Na época do lançamento de Cidade dos Sonhos (Mulholland Drive) nos cinemas, os jornais e revistas dedicaram um espaço gigantesco a tentativas de interpretação que dessem ao filme de David Lynch uma coesão e um sentido que ele absolutamente não tem. O que leva a pensar que o cinema - não na sua linguagem, naturalmente, mas na sua relação com o público, na sua "recepção" - está muito atrasado em relação, por exemplo, às artes plásticas e a literatura, onde as diversas rupturas modernistas libertaram há tempos a obra de arte da necessidade de apresentar unidade e coerência. Neste sentido, a perplexidade que o filme gerou parece tão antiquada e obsoleta quanto um eventual sentimento de escândalo diante de um quadro da fase cubista de Picasso, por exemplo. O cinema de David Lynch em geral, e Cidade dos Sonhos em particular, propõe ao espectador uma experiência de fruição, e não de interpretação.



Já nos créditos de abertura e na seqüência inicial, sublinhada pela trilha sonora sombria e hipnotizante de Angelo Badalamenti, fica claro que estamos diante de um filme que pretende falar mais aos sentidos que a razão, e que se dirige ao inconsciente do espectador. O suspense e a estranheza são produzidos mais pela atmosfera criada que pelas armadilhas convencionais dos enredos, que ocultam até o último segundo a chave de um enigma. David Lynch caminha no sentido inverso: começa contando uma história aparentemente linear, e da metade para o fim embaralha tudo, numa viagem alucinante. É claro que esta impressão de que falta uma explicação que amarre a narrativa tem a ver com o fato de Cidade dos Sonhos ter sido pensado, originalmente, como piloto de um seriado de TV que não vingou. Daí a pletora de tramas paralelas, de personagens e episódios isolados que aparecem e somem.



Curiosamente, a divisão do DVD em "capítulos" sublinha este caráter de colcha de retalhos do filme: os diversos núcleos são coerentes em si, o que falta são os elos que dêem ao conjunto um sentido global. Por exemplo a seqüência do sujeito que assassina o amigo a tiros (e depois se vê obrigado a matar mais duas pessoas, por uma sucessão de trapalhadas) para roubar seu caderninho de telefones é ótima, mas parece fazer parte de outro filme. Numa longa temporada televisiva, Lynch possivelmente teria dado um jeito de ordenar as peças do quebra-cabeças.
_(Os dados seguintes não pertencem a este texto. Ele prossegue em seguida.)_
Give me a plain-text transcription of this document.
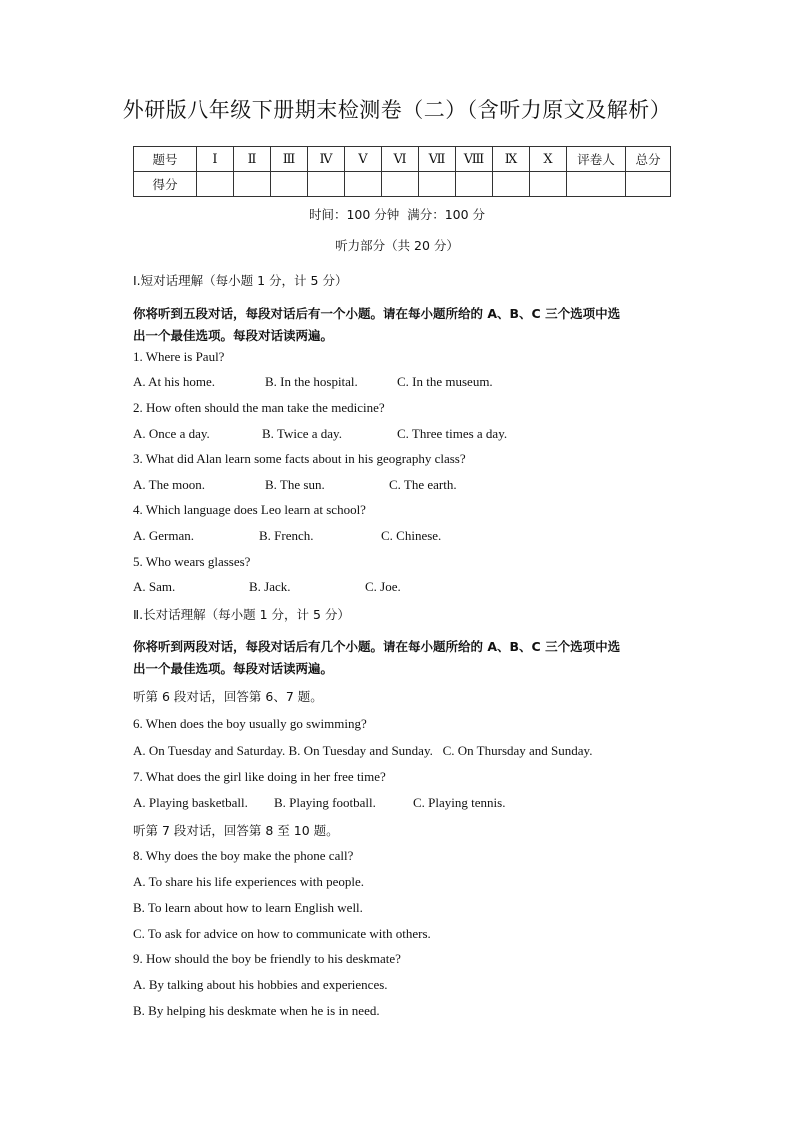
外研版八年级下册期末检测卷（二）（含听力原文及解析）
题号	Ⅰ	Ⅱ	Ⅲ	Ⅳ	Ⅴ	Ⅵ	Ⅶ	Ⅷ	Ⅸ	Ⅹ	评卷人	总分
得分												
时间：100 分钟  满分：100 分
听力部分（共 20 分）
Ⅰ.短对话理解（每小题 1 分，计 5 分）
你将听到五段对话，每段对话后有一个小题。请在每小题所给的 A、B、C 三个选项中选
出一个最佳选项。每段对话读两遍。
1. Where is Paul?
A. At his home.	B. In the hospital.	C. In the museum.
2. How often should the man take the medicine?
A. Once a day.	B. Twice a day.	C. Three times a day.
3. What did Alan learn some facts about in his geography class?
A. The moon.	B. The sun.	C. The earth.
4. Which language does Leo learn at school?
A. German.	B. French.	C. Chinese.
5. Who wears glasses?
A. Sam.	B. Jack.	C. Joe.
Ⅱ.长对话理解（每小题 1 分，计 5 分）
你将听到两段对话，每段对话后有几个小题。请在每小题所给的 A、B、C 三个选项中选
出一个最佳选项。每段对话读两遍。
听第 6 段对话，回答第 6、7 题。
6. When does the boy usually go swimming?
A. On Tuesday and Saturday. B. On Tuesday and Sunday.   C. On Thursday and Sunday.
7. What does the girl like doing in her free time?
A. Playing basketball. B. Playing football.	C. Playing tennis.
听第 7 段对话，回答第 8 至 10 题。
8. Why does the boy make the phone call?
A. To share his life experiences with people.
B. To learn about how to learn English well.
C. To ask for advice on how to communicate with others.
9. How should the boy be friendly to his deskmate?
A. By talking about his hobbies and experiences.
B. By helping his deskmate when he is in need.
Ou não: basta pensarmos em Twin Peaks, que despertou uma controvérsia semelhante quando foi ao ar: muita gente continua sem saber até hoje quem matou Laura Palmer.



Nesta altura do campeonato, tentar resumir mais uma vez um enredo irresumível seria perda de tempo, e tiraria parte da graça de Cidade dos Sonhos, por condicionar o olhar do espectador, quando o ideal é deixar que ele se perca pelo verdadeiro "jardim de caminhos que se bifurcam" que é o filme. Melhor chamar a atenção para alguns detalhes desta fantasia sobre os bastidores da indústria do cinema, labiríntica como um conto de Jorge Luis Borges.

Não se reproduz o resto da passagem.